Despite the increase in borrowing last month, the government's funding requirement was lower than it would have been if not for the 62.4% taxpayer stake in Royal Bank of Scotland, which is gradually being sold down. The Treasury received a £1.1 bn dividend from RBS last month although central government still accounted for £8.8 bn of the £9.4 bn of public sector borrowing last month. Local government borrowed £1.3 bn last month and the Bank of England (BoE) reported a surplus of £0.9 bn.
"We already know that the Chancellor wants to review the fiscal rules in the Budget on 6th November as there is very little chance of hitting the current ones. We don’t know what the new fiscal rules will be, but they are likely to allow for a substantial loosening of fiscal policy at the Budget, which would support economic growth. Of course, whether this happens depends on whether there is a Brexit deal," says Thomas Pugh, an economist at Capital Economics.
Tuesday's figures come just weeks ahead of the maiden budget statement of Chancellor Sajid Javid, who will present Treasury spending plans to parliament on November 06. The Chancellor is expected to set out government spending plans for the year ahead including those relating to spending in the now-unlikely event of a "no deal' Brexit.
The update from the Chancellor will come as expectations of a general election mount. With government and parliament having made a hash of the UK's belated exit from the European Union, speculation is that voters could be called back to the ballot box for a third time in five years before the year is out, which could mean the Chancellor loosens the purse strings in an effort to position the Conservative Party for an election campaign that might be fought on a public investment, or simply anti-austerity ticket.
The OBR forecast in March that full-year borrowing would rise by 24% in 2019, although some economists say the government's forays into the debt market are likely to have increased even more than that by the time the curtain closes on the current financial year.
"Borrowing in all years was revised up last month. Accordingly, full-year borrowing will total £50.3B in 2019/20, or about 2.3% of GDP, if the current trend is maintained, greatly exceeding the OBR’s Spring Statement forecast," says Samuel Tombs, chief UK economist at Pantheon Macroeconomics.
UK national debt and government borrowing figures could increase at a faster pace in the months and quarters ahead than they have done previously due to changes in accounting rules that mean student loans are now treated differently. The changes began entering into effect in the private sector back in January 2018 but it wasn't until September 2019 that government borrowing statistics began to reflect the changes.
International Financial Reporting Standard 9 (IFRS 9) has forced companies to move from a system where they only recorded in their financial statements any 'recognised losses' on loans and investments, to one where they now have to also report 'expected losses'. This has implications for the way the government records borrowings related to student loans, some of which are almost always written off for various reasons.

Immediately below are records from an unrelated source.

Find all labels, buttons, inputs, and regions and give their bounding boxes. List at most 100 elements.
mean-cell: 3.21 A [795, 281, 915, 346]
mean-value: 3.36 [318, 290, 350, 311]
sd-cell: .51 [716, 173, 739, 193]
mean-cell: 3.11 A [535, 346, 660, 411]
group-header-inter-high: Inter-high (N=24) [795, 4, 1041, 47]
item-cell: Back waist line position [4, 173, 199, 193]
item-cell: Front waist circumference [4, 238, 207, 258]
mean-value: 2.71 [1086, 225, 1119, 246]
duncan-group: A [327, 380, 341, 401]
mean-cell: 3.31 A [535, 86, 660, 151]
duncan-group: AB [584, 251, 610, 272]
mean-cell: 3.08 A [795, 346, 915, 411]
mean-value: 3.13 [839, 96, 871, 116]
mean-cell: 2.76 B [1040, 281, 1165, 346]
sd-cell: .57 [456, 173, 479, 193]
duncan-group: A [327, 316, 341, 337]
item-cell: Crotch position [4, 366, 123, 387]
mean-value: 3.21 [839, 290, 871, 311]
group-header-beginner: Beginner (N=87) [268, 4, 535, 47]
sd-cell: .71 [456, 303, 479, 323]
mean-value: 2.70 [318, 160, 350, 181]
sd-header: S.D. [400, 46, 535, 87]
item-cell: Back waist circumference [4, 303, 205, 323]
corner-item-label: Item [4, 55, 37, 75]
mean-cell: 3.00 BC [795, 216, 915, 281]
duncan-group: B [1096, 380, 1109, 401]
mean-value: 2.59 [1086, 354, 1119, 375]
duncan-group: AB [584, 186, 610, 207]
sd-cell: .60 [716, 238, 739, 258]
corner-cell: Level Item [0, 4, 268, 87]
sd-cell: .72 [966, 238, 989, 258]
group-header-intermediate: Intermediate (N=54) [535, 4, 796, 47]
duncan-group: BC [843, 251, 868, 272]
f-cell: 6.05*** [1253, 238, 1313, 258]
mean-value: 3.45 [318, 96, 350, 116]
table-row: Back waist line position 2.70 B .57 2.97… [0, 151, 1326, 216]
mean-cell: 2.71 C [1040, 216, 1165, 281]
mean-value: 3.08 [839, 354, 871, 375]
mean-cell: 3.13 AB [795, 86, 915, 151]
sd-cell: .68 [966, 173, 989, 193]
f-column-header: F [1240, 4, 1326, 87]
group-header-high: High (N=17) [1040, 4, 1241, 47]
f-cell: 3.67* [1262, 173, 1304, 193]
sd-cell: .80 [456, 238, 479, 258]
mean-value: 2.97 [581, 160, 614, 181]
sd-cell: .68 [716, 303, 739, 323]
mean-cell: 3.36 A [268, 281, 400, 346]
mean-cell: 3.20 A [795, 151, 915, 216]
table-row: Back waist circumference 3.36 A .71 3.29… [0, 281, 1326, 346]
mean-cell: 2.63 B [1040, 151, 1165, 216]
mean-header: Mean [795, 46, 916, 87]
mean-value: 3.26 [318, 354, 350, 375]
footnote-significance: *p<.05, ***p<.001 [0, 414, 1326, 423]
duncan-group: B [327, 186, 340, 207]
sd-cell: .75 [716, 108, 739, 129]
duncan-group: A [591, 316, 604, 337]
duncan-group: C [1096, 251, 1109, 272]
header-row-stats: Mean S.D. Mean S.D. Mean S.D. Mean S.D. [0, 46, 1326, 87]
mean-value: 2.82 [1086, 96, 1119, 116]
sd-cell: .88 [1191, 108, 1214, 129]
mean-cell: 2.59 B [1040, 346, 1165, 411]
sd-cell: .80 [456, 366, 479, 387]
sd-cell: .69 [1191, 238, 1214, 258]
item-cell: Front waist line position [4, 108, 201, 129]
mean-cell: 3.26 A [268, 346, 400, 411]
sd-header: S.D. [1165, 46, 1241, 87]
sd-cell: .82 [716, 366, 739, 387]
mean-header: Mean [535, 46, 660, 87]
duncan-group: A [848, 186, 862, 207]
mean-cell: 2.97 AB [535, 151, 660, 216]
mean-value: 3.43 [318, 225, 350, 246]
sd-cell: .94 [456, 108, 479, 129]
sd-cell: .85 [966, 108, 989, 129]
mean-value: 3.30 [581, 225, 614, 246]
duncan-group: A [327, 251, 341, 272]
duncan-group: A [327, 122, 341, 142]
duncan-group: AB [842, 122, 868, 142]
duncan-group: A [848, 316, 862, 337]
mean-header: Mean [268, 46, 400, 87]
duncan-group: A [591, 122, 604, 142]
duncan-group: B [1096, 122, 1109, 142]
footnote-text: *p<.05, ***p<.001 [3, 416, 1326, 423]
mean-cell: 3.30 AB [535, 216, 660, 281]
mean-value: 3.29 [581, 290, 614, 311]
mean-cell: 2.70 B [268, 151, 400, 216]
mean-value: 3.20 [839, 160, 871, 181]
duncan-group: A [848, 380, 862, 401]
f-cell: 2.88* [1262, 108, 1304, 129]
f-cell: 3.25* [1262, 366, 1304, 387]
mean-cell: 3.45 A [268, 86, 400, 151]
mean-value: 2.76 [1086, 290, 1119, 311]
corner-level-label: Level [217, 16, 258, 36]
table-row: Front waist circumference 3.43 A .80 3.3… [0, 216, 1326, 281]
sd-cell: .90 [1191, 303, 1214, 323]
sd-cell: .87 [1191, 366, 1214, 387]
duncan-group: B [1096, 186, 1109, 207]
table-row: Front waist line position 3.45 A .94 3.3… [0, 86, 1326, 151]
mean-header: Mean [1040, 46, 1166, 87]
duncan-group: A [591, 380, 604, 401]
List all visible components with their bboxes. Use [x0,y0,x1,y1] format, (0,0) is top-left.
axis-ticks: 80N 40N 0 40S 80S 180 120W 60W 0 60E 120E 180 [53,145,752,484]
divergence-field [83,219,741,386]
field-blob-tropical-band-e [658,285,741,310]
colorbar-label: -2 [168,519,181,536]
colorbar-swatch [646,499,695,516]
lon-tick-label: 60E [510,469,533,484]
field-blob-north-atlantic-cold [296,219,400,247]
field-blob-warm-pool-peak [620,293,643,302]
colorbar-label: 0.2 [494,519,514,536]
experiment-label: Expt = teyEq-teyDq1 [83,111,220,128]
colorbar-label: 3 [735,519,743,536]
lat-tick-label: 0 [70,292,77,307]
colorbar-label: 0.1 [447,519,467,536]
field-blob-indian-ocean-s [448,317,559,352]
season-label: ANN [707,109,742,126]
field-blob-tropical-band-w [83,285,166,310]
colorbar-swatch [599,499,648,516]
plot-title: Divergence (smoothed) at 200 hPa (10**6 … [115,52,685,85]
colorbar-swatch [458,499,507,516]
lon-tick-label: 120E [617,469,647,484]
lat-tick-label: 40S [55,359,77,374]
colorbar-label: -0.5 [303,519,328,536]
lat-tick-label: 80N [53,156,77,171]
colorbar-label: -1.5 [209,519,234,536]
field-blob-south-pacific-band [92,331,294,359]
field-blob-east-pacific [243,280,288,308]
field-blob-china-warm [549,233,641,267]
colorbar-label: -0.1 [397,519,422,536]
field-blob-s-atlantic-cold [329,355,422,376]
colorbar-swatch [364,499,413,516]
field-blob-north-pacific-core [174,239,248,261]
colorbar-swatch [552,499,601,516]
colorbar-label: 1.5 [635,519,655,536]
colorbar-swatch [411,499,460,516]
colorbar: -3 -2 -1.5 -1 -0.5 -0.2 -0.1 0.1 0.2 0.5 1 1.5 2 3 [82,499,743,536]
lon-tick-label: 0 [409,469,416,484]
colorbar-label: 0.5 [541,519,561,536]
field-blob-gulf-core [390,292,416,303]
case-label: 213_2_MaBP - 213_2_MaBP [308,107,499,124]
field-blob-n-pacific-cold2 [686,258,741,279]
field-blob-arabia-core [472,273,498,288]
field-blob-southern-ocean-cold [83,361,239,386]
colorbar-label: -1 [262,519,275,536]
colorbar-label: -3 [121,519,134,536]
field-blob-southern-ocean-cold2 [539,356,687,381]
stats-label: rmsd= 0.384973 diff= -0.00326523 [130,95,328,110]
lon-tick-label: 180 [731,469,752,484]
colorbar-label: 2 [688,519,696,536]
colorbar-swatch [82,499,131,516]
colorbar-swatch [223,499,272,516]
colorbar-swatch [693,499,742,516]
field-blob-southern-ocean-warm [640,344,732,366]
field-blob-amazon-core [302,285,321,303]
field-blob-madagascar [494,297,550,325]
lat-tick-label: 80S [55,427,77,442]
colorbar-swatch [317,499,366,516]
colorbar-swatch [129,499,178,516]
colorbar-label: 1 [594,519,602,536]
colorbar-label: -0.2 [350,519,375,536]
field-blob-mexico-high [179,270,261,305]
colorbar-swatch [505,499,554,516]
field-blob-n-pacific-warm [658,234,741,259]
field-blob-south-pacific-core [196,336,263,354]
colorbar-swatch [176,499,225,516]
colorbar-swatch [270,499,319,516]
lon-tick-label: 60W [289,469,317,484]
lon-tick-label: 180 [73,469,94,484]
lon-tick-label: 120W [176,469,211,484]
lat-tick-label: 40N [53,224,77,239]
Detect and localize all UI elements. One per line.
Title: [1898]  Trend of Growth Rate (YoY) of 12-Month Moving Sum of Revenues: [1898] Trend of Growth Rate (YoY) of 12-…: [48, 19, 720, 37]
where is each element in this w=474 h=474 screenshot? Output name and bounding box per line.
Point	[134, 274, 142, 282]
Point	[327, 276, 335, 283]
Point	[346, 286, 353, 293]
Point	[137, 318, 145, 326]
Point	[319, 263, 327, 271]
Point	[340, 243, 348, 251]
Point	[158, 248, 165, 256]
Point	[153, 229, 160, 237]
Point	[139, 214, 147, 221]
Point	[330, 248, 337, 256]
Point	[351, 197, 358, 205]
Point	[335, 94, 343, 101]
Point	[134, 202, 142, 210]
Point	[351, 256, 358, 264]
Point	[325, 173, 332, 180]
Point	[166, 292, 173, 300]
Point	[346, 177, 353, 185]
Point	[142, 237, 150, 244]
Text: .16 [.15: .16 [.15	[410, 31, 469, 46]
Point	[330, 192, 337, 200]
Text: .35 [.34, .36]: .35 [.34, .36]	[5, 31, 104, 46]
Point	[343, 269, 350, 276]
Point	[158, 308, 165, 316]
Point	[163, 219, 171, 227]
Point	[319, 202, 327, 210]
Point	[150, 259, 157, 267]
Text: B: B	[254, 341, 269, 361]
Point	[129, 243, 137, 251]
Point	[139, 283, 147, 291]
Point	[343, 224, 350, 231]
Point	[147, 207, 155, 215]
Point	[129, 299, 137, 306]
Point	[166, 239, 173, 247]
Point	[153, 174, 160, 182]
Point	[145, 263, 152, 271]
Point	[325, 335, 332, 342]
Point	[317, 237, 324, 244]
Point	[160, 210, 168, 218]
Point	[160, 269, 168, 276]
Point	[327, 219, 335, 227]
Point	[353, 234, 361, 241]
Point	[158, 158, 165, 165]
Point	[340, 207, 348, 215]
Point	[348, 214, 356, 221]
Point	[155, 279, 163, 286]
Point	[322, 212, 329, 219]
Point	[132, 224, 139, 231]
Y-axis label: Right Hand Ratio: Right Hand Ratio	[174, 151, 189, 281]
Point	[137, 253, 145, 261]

The Office for Budget Responsibility (OBR) has said previously that borrowing would likely rise 24% in 2019, partly because of the changes, and the ONS said Tuesday that £2.7 bn of September's resulted frpm the writing off of student loans. Such write-offs will also impact the figures every January and April while borrowings associated with winter fuel payments, which were £2 bn last month, will also impact the numbers every September.